Granulysin attacks foreign or tumor cells like a torpedo, burrowing into the cell membrane and releasing its contents. It can kill the bacterium that causes tuberculosis -- one of the world's biggest health threats -- as well as the organisms causing leprosy and malaria. It also destroys the fungus that is the major lethal complication of the immunosuppression faced by transplant or cancer patients. However, its good-guy reputation is tarnished by the fact that it may contribute to the rejection of transplanted organs, possibly by attacking the unfamiliar cells.

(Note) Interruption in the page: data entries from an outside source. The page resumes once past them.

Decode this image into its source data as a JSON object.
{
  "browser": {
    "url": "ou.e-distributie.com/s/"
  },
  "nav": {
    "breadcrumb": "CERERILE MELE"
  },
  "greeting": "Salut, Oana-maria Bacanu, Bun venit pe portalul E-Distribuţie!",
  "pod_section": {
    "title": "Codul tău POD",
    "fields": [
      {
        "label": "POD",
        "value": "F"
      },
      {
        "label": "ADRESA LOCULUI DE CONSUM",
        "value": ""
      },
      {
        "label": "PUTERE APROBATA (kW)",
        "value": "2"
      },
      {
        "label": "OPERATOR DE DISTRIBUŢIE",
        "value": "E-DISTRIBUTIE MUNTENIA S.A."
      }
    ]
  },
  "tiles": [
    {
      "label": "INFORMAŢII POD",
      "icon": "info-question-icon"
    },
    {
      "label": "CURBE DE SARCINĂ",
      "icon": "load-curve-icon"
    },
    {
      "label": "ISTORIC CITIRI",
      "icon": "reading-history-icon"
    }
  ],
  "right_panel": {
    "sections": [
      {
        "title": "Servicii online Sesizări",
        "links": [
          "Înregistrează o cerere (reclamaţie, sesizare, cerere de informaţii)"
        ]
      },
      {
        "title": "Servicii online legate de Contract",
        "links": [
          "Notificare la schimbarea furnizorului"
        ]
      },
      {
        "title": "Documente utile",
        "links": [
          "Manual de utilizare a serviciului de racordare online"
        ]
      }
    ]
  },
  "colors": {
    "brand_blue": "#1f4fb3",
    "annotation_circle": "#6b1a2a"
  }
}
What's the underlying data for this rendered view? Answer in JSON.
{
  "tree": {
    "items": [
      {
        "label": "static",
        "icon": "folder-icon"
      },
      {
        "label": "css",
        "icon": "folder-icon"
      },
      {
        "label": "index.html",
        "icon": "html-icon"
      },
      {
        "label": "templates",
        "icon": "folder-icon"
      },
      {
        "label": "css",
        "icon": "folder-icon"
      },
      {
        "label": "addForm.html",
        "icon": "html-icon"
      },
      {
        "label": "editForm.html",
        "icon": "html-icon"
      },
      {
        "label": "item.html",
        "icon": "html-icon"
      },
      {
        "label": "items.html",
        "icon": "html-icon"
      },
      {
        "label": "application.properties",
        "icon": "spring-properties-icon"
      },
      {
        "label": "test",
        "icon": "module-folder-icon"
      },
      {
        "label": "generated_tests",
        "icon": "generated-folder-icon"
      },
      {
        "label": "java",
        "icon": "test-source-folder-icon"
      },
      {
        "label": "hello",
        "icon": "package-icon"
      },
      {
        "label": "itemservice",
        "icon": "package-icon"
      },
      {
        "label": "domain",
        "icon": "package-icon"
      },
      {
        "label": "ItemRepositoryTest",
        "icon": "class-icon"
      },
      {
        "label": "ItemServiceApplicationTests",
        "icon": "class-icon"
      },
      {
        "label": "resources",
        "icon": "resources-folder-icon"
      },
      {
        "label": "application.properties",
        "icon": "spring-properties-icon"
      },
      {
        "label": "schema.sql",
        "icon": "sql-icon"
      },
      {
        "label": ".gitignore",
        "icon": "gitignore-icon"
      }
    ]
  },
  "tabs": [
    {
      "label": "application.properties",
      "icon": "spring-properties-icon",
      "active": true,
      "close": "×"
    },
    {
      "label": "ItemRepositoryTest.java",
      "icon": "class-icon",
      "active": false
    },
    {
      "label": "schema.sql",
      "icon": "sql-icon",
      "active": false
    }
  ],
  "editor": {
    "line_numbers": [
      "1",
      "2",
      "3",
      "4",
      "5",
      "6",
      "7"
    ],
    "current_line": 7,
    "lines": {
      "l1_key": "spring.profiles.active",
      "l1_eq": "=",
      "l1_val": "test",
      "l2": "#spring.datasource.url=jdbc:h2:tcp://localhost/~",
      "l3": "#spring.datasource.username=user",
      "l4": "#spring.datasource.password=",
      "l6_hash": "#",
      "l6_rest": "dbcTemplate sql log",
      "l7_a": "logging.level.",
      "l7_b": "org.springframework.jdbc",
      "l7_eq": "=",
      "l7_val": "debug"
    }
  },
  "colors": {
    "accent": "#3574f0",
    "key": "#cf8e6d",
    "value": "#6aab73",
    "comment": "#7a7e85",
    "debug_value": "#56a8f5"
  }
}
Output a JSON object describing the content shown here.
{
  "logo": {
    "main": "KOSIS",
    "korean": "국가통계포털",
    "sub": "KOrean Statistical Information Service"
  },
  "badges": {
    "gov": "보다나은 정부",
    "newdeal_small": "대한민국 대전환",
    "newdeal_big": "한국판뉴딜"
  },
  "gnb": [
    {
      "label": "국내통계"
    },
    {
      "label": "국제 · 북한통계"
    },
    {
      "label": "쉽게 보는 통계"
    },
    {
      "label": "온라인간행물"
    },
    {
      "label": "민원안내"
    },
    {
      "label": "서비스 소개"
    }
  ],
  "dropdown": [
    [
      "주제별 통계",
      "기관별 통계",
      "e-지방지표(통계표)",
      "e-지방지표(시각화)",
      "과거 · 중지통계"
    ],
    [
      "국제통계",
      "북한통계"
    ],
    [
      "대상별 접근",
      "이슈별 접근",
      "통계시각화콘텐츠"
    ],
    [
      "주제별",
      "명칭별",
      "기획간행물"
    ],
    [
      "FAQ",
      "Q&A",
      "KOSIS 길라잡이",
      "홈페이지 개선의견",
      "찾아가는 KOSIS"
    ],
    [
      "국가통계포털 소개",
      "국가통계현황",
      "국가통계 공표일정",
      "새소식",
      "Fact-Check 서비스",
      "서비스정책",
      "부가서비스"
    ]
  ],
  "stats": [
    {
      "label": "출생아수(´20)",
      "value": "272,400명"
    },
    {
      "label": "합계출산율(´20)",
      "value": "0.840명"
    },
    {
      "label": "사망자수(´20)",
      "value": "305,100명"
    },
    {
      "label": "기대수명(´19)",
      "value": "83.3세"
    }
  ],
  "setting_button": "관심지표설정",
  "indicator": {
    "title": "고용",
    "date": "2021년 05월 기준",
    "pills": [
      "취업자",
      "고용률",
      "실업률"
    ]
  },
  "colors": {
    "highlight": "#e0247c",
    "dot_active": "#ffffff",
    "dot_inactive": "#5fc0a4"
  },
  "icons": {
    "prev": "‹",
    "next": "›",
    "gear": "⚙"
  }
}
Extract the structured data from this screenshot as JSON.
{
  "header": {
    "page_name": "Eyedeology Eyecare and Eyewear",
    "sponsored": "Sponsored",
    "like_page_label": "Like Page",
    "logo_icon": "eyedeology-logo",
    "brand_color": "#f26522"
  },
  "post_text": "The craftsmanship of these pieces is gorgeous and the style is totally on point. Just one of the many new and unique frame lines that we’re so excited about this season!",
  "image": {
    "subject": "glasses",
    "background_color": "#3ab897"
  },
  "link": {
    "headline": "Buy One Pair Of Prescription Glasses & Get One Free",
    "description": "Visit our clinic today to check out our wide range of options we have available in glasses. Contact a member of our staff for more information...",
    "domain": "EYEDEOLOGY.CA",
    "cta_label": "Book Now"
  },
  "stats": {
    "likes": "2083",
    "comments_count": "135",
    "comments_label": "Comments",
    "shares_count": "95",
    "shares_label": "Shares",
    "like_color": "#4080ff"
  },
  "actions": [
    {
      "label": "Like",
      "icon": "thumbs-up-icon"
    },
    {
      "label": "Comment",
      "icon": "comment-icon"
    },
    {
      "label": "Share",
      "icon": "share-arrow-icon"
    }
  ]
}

Like granulysin, RANTES, too, is a double-edged sword. In addition to T cells, it can be made by damaged tissue, where it sits on the surface of the cells like a red flag. Immune cells that flock to the site to protect the area from infection also occasionally cause inappropriate inflammation and tissue damage, which can lead to diseases like atherosclerosis and diabetes. Inflammation also can interfere with the acceptance of transplanted organs. Finally, the protein on the surface of the T cells that recognizes RANTES is also one of several used by the human immunodeficiency virus to latch on to and invade T cells.

Krensky and his colleagues are currently working on ways to understand how and why granulysin and RANTES are expressed. Coupled with additional research into another technique -- utilizing small bits of laboratory- synthesized proteins to affect how a T cell responds to an immune challenge -- their efforts may one day lead to therapies that decrease the likelihood of organ rejection, help a child vanquish tuberculosis, or reduce the rates of HIV infection.

"Studying these basic molecules of the immune response means that our findings may be widely applicable to many different conditions," says Krensky. "The implications of this type of research are huge."